Designing Websites for Mobile Devices

Designing Websites for Mobile Devices

With the arrival of the Smartphone has come a change in the way we use the internet. Searching the web from a mobile device is now an every day activity. With these changes, websites must adapt and be usable on a variety of devices. It looks terrible for a website to just shrink way down in order to fit on an iPhone or an iPad. The mobile design must be incorporated with the original design to provide a smooth and usable transition from device to device.

With developing technology, screens on our cell phones and tablets are getting to be better and better quality, almost rivaling our desktop computers. The biggest constraint is taking a large, wide website full of information and changing it into a format a fraction as wide. With a small screen usability and user experience become the priority. The first step is prioritizing what absolutely needs to stay and what may be expendable on your site. Things like addresses and phone numbers become the most important (and can be made into easy to use buttons that either call or navigate to your destination) while things like excess images and large banners become unimportant.

With the space constraints the site’s navigation become your key to using the mobile site. Instead of a nav bar with all of your pages listed horizontally, you are now forced to rethink how you navigate the site. A common solution to the nav problem is creating a drop down menu that can be expanded and hidden as you need to use it. This way, you are able to keep all of your pages, and see them when necessary, while saving a significant amount of space. Some mobile sites also add buttons towards the top of the design that feature some of the most commonly used or most important pages in the site. This way the user may not even have to scroll or click any extra buttons to find the destination they are looking for.

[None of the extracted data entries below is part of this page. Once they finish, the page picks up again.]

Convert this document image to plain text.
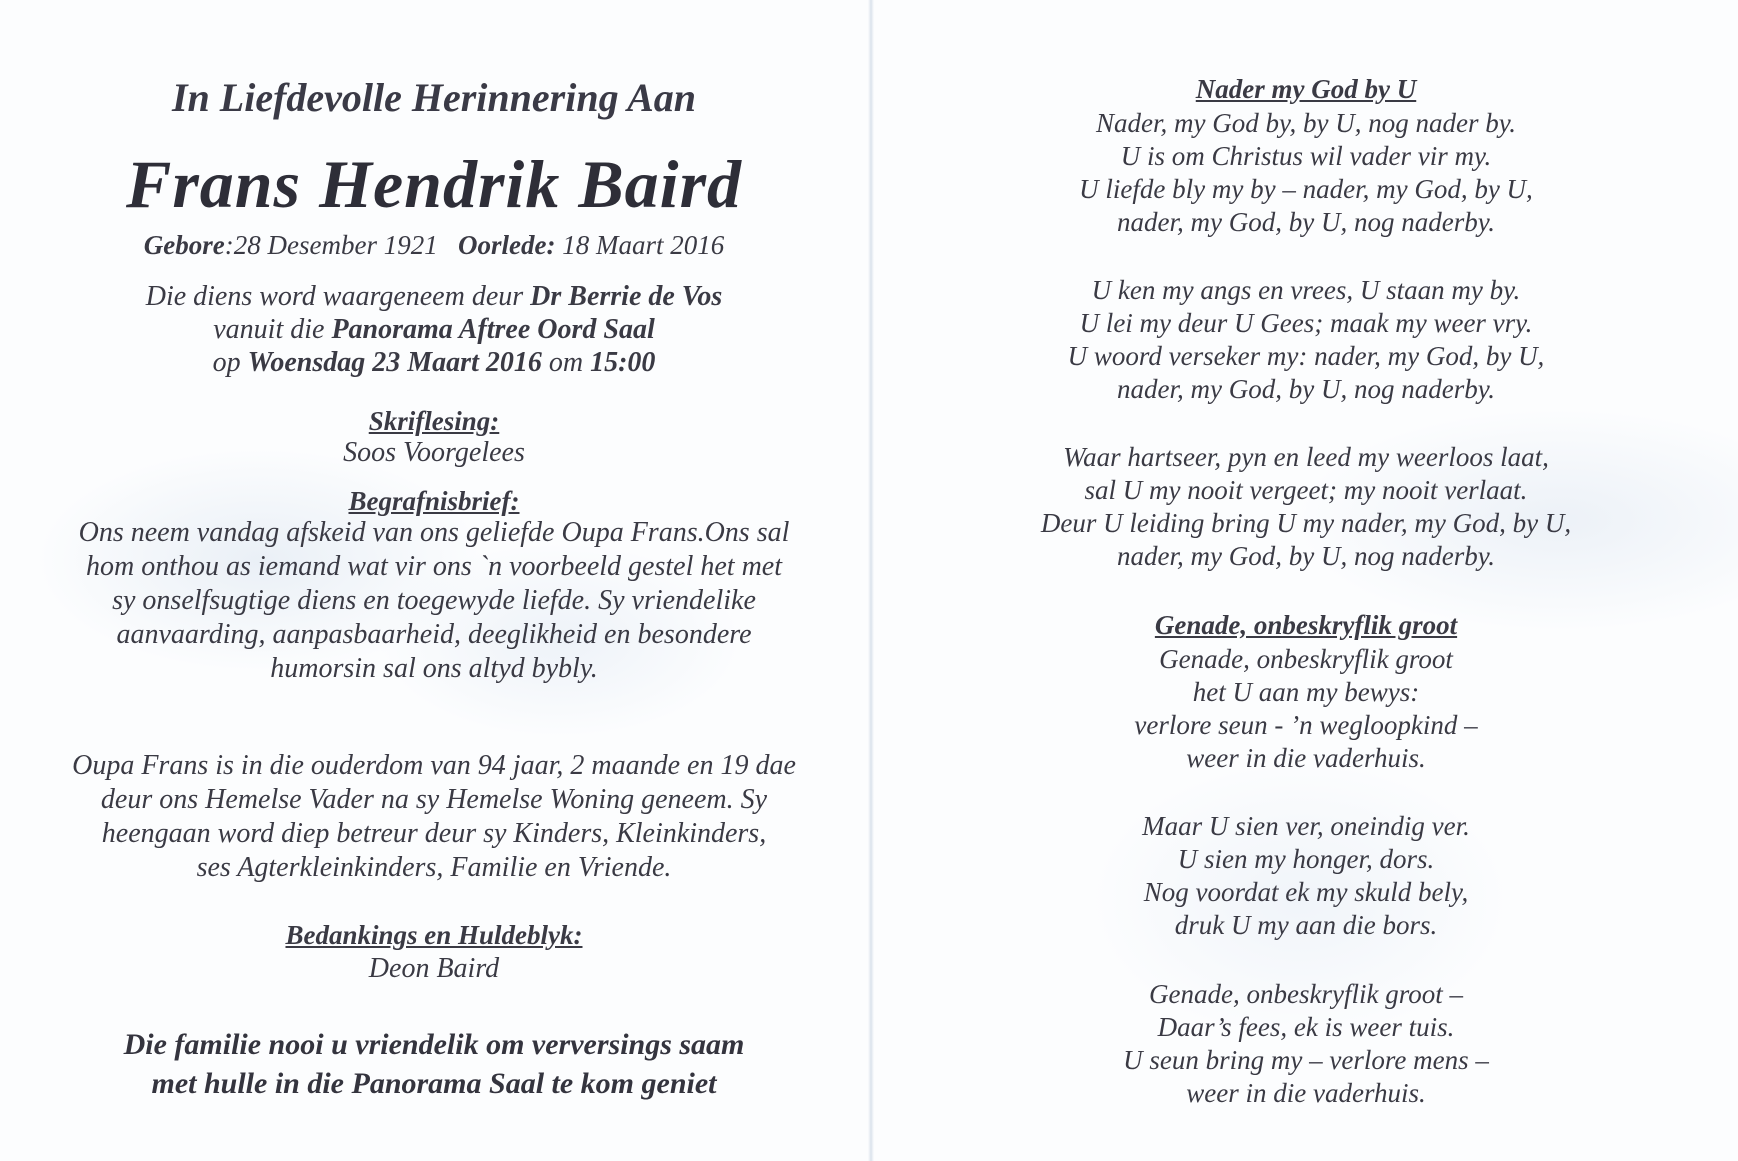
In Liefdevolle Herinnering Aan
Frans Hendrik Baird
Gebore:28 Desember 1921 Oorlede: 18 Maart 2016
Die diens word waargeneem deur Dr Berrie de Vos
vanuit die Panorama Aftree Oord Saal
op Woensdag 23 Maart 2016 om 15:00
Skriflesing:
Soos Voorgelees
Begrafnisbrief:
Ons neem vandag afskeid van ons geliefde Oupa Frans.Ons sal
hom onthou as iemand wat vir ons `n voorbeeld gestel het met
sy onselfsugtige diens en toegewyde liefde. Sy vriendelike
aanvaarding, aanpasbaarheid, deeglikheid en besondere
humorsin sal ons altyd bybly.
Oupa Frans is in die ouderdom van 94 jaar, 2 maande en 19 dae
deur ons Hemelse Vader na sy Hemelse Woning geneem. Sy
heengaan word diep betreur deur sy Kinders, Kleinkinders,
ses Agterkleinkinders, Familie en Vriende.
Bedankings en Huldeblyk:
Deon Baird
Die familie nooi u vriendelik om verversings saam
met hulle in die Panorama Saal te kom geniet
Nader my God by U
Nader, my God by, by U, nog nader by.
U is om Christus wil vader vir my.
U liefde bly my by – nader, my God, by U,
nader, my God, by U, nog naderby.
U ken my angs en vrees, U staan my by.
U lei my deur U Gees; maak my weer vry.
U woord verseker my: nader, my God, by U,
nader, my God, by U, nog naderby.
Waar hartseer, pyn en leed my weerloos laat,
sal U my nooit vergeet; my nooit verlaat.
Deur U leiding bring U my nader, my God, by U,
nader, my God, by U, nog naderby.
Genade, onbeskryflik groot
Genade, onbeskryflik groot
het U aan my bewys:
verlore seun - ’n wegloopkind –
weer in die vaderhuis.
Maar U sien ver, oneindig ver.
U sien my honger, dors.
Nog voordat ek my skuld bely,
druk U my aan die bors.
Genade, onbeskryflik groot –
Daar’s fees, ek is weer tuis.
U seun bring my – verlore mens –
weer in die vaderhuis.
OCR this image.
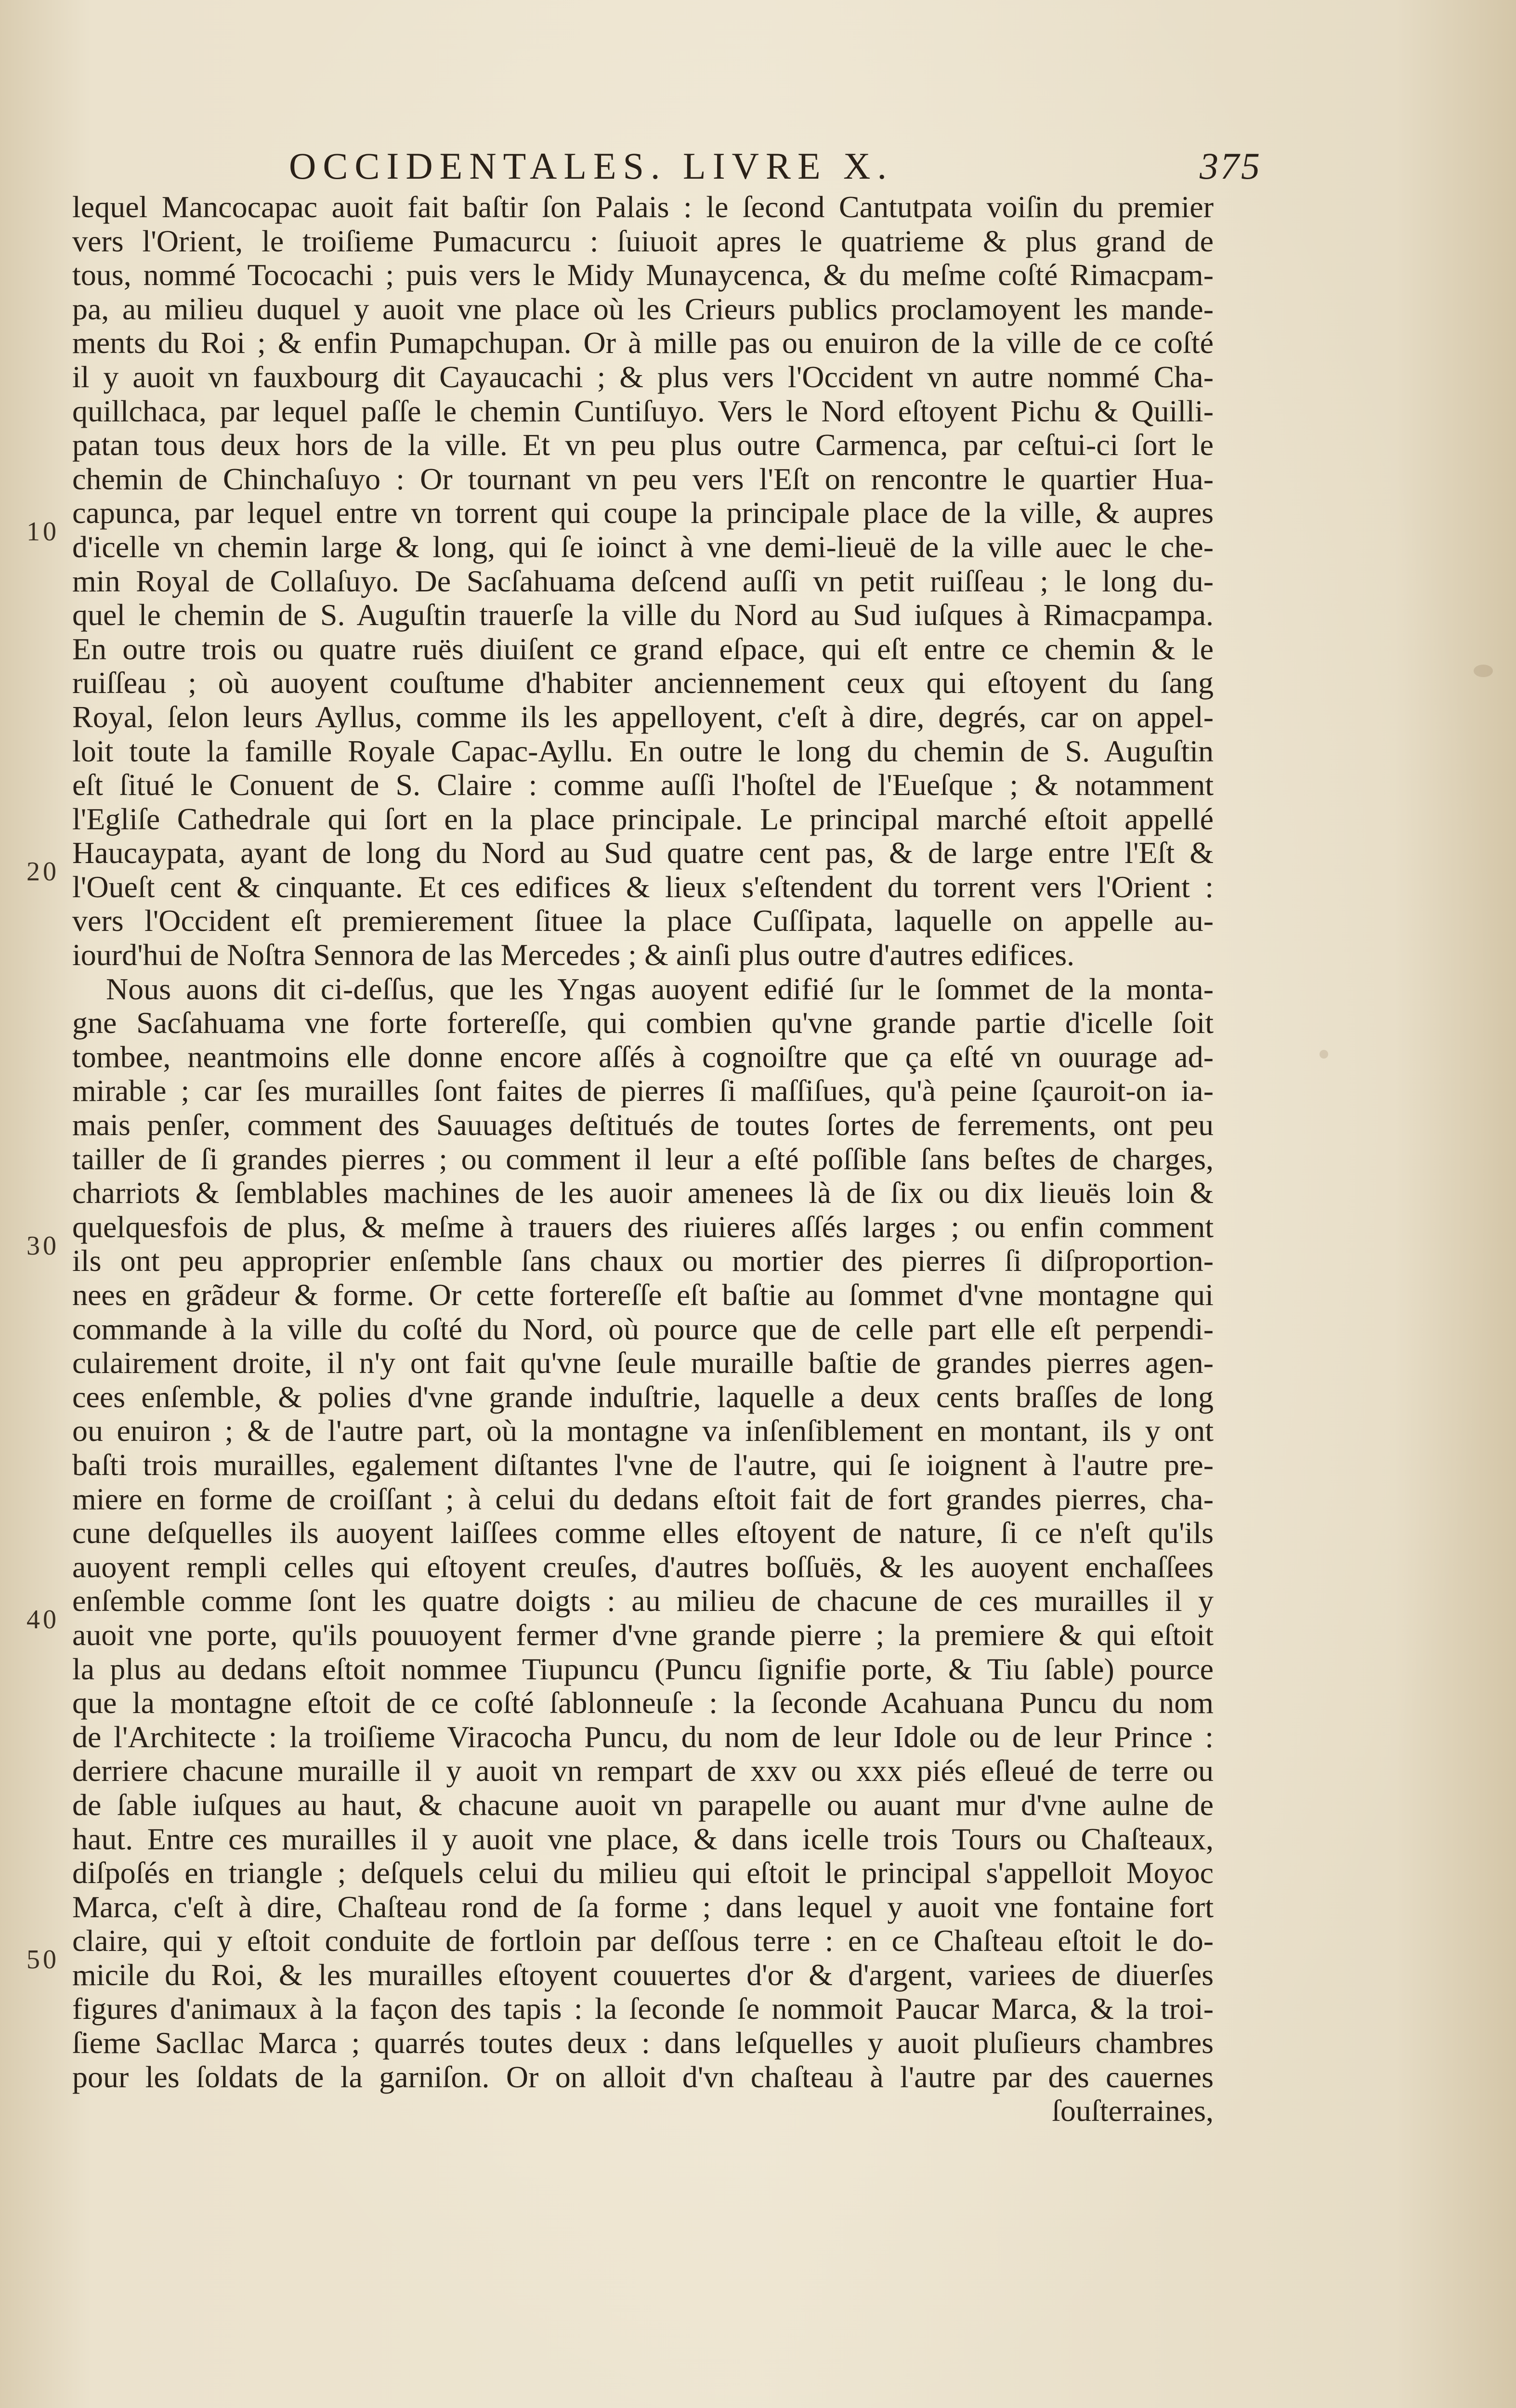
OCCIDENTALES. LIVRE X.	375
10
20
30
40
50
lequel Mancocapac auoit fait baſtir ſon Palais : le ſecond Cantutpata voiſin du premier
vers l'Orient, le troiſieme Pumacurcu : ſuiuoit apres le quatrieme & plus grand de
tous, nommé Tococachi ; puis vers le Midy Munaycenca, & du meſme coſté Rimacpam-
pa, au milieu duquel y auoit vne place où les Crieurs publics proclamoyent les mande-
ments du Roi ; & enfin Pumapchupan. Or à mille pas ou enuiron de la ville de ce coſté
il y auoit vn fauxbourg dit Cayaucachi ; & plus vers l'Occident vn autre nommé Cha-
quillchaca, par lequel paſſe le chemin Cuntiſuyo. Vers le Nord eſtoyent Pichu & Quilli-
patan tous deux hors de la ville. Et vn peu plus outre Carmenca, par ceſtui-ci ſort le
chemin de Chinchaſuyo : Or tournant vn peu vers l'Eſt on rencontre le quartier Hua-
capunca, par lequel entre vn torrent qui coupe la principale place de la ville, & aupres
d'icelle vn chemin large & long, qui ſe ioinct à vne demi-lieuë de la ville auec le che-
min Royal de Collaſuyo. De Sacſahuama deſcend auſſi vn petit ruiſſeau ; le long du-
quel le chemin de S. Auguſtin trauerſe la ville du Nord au Sud iuſques à Rimacpampa.
En outre trois ou quatre ruës diuiſent ce grand eſpace, qui eſt entre ce chemin & le
ruiſſeau ; où auoyent couſtume d'habiter anciennement ceux qui eſtoyent du ſang
Royal, ſelon leurs Ayllus, comme ils les appelloyent, c'eſt à dire, degrés, car on appel-
loit toute la famille Royale Capac-Ayllu. En outre le long du chemin de S. Auguſtin
eſt ſitué le Conuent de S. Claire : comme auſſi l'hoſtel de l'Eueſque ; & notamment
l'Egliſe Cathedrale qui ſort en la place principale. Le principal marché eſtoit appellé
Haucaypata, ayant de long du Nord au Sud quatre cent pas, & de large entre l'Eſt &
l'Oueſt cent & cinquante. Et ces edifices & lieux s'eſtendent du torrent vers l'Orient :
vers l'Occident eſt premierement ſituee la place Cuſſipata, laquelle on appelle au-
iourd'hui de Noſtra Sennora de las Mercedes ; & ainſi plus outre d'autres edifices.
Nous auons dit ci-deſſus, que les Yngas auoyent edifié ſur le ſommet de la monta-
gne Sacſahuama vne forte fortereſſe, qui combien qu'vne grande partie d'icelle ſoit
tombee, neantmoins elle donne encore aſſés à cognoiſtre que ça eſté vn ouurage ad-
mirable ; car ſes murailles ſont faites de pierres ſi maſſiſues, qu'à peine ſçauroit-on ia-
mais penſer, comment des Sauuages deſtitués de toutes ſortes de ferrements, ont peu
tailler de ſi grandes pierres ; ou comment il leur a eſté poſſible ſans beſtes de charges,
charriots & ſemblables machines de les auoir amenees là de ſix ou dix lieuës loin &
quelquesfois de plus, & meſme à trauers des riuieres aſſés larges ; ou enfin comment
ils ont peu approprier enſemble ſans chaux ou mortier des pierres ſi diſproportion-
nees en grãdeur & forme. Or cette fortereſſe eſt baſtie au ſommet d'vne montagne qui
commande à la ville du coſté du Nord, où pource que de celle part elle eſt perpendi-
culairement droite, il n'y ont fait qu'vne ſeule muraille baſtie de grandes pierres agen-
cees enſemble, & polies d'vne grande induſtrie, laquelle a deux cents braſſes de long
ou enuiron ; & de l'autre part, où la montagne va inſenſiblement en montant, ils y ont
baſti trois murailles, egalement diſtantes l'vne de l'autre, qui ſe ioignent à l'autre pre-
miere en forme de croiſſant ; à celui du dedans eſtoit fait de fort grandes pierres, cha-
cune deſquelles ils auoyent laiſſees comme elles eſtoyent de nature, ſi ce n'eſt qu'ils
auoyent rempli celles qui eſtoyent creuſes, d'autres boſſuës, & les auoyent enchaſſees
enſemble comme ſont les quatre doigts : au milieu de chacune de ces murailles il y
auoit vne porte, qu'ils pouuoyent fermer d'vne grande pierre ; la premiere & qui eſtoit
la plus au dedans eſtoit nommee Tiupuncu (Puncu ſignifie porte, & Tiu ſable) pource
que la montagne eſtoit de ce coſté ſablonneuſe : la ſeconde Acahuana Puncu du nom
de l'Architecte : la troiſieme Viracocha Puncu, du nom de leur Idole ou de leur Prince :
derriere chacune muraille il y auoit vn rempart de xxv ou xxx piés eſleué de terre ou
de ſable iuſques au haut, & chacune auoit vn parapelle ou auant mur d'vne aulne de
haut. Entre ces murailles il y auoit vne place, & dans icelle trois Tours ou Chaſteaux,
diſpoſés en triangle ; deſquels celui du milieu qui eſtoit le principal s'appelloit Moyoc
Marca, c'eſt à dire, Chaſteau rond de ſa forme ; dans lequel y auoit vne fontaine fort
claire, qui y eſtoit conduite de fortloin par deſſous terre : en ce Chaſteau eſtoit le do-
micile du Roi, & les murailles eſtoyent couuertes d'or & d'argent, variees de diuerſes
figures d'animaux à la façon des tapis : la ſeconde ſe nommoit Paucar Marca, & la troi-
ſieme Sacllac Marca ; quarrés toutes deux : dans leſquelles y auoit pluſieurs chambres
pour les ſoldats de la garniſon. Or on alloit d'vn chaſteau à l'autre par des cauernes
ſouſterraines,
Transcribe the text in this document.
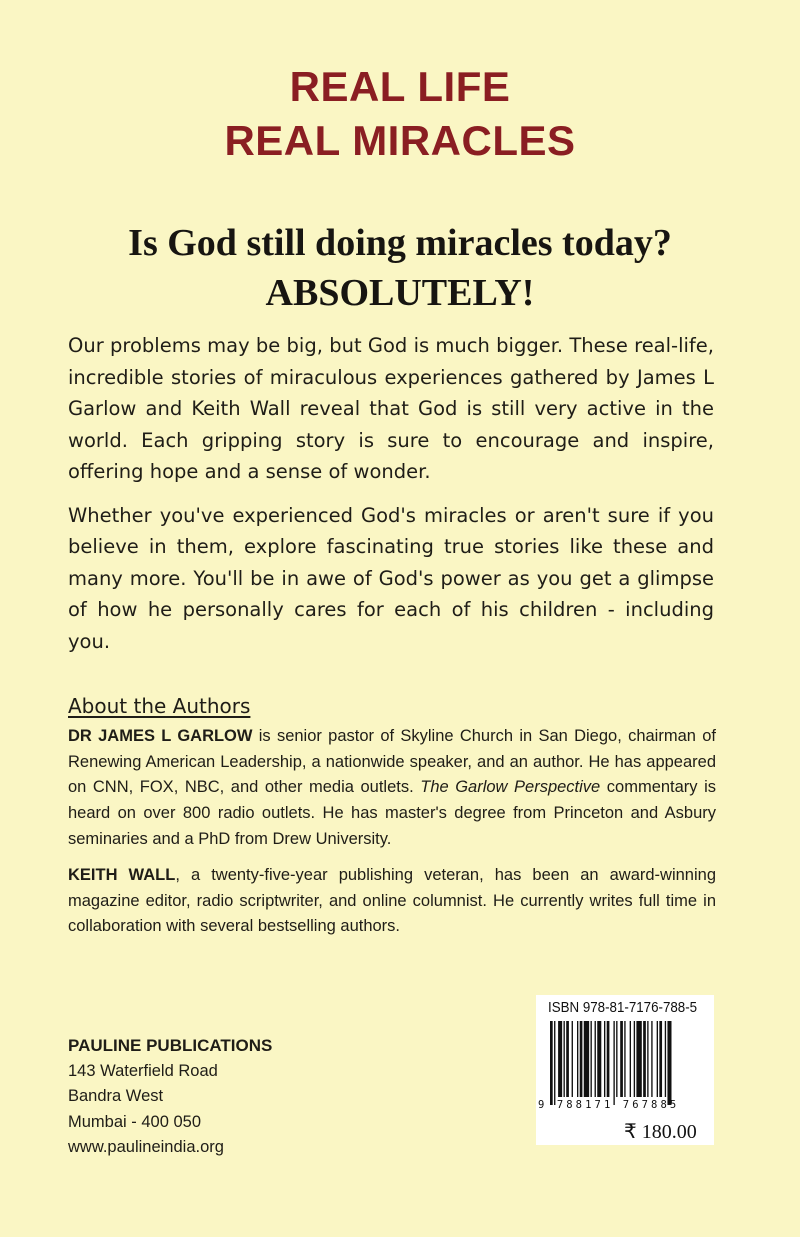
REAL LIFE
REAL MIRACLES
Is God still doing miracles today?
ABSOLUTELY!

Our problems may be big, but God is much bigger. These real-life, incredible stories of miraculous experiences gathered by James L Garlow and Keith Wall reveal that God is still very active in the world. Each gripping story is sure to encourage and inspire, offering hope and a sense of wonder.

Whether you've experienced God's miracles or aren't sure if you believe in them, explore fascinating true stories like these and many more. You'll be in awe of God's power as you get a glimpse of how he personally cares for each of his children - including you.

About the Authors

DR JAMES L GARLOW is senior pastor of Skyline Church in San Diego, chairman of Renewing American Leadership, a nationwide speaker, and an author. He has appeared on CNN, FOX, NBC, and other media outlets. The Garlow Perspective commentary is heard on over 800 radio outlets. He has master's degree from Princeton and Asbury seminaries and a PhD from Drew University.

KEITH WALL, a twenty-five-year publishing veteran, has been an award-winning magazine editor, radio scriptwriter, and online columnist. He currently writes full time in collaboration with several bestselling authors.

PAULINE PUBLICATIONS
143 Waterfield Road
Bandra West
Mumbai - 400 050
www.paulineindia.org
ISBN 978-81-7176-788-5
9 788171 767885
₹ 180.00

One last important thing to remember when designing for mobile is size and readability. If possible, you do not want the user to have to zoom in to read the text or press a button. Text may need to be made bigger and it is nice to leave plenty of room in the margin so the user has somewhere to scroll with their finger without selecting something or accidently moving to another page. Also, buttons are a good graphic way to show the user “Hey, this is clickable!” just remember to make it large enough so that the person does not have to struggle to press it.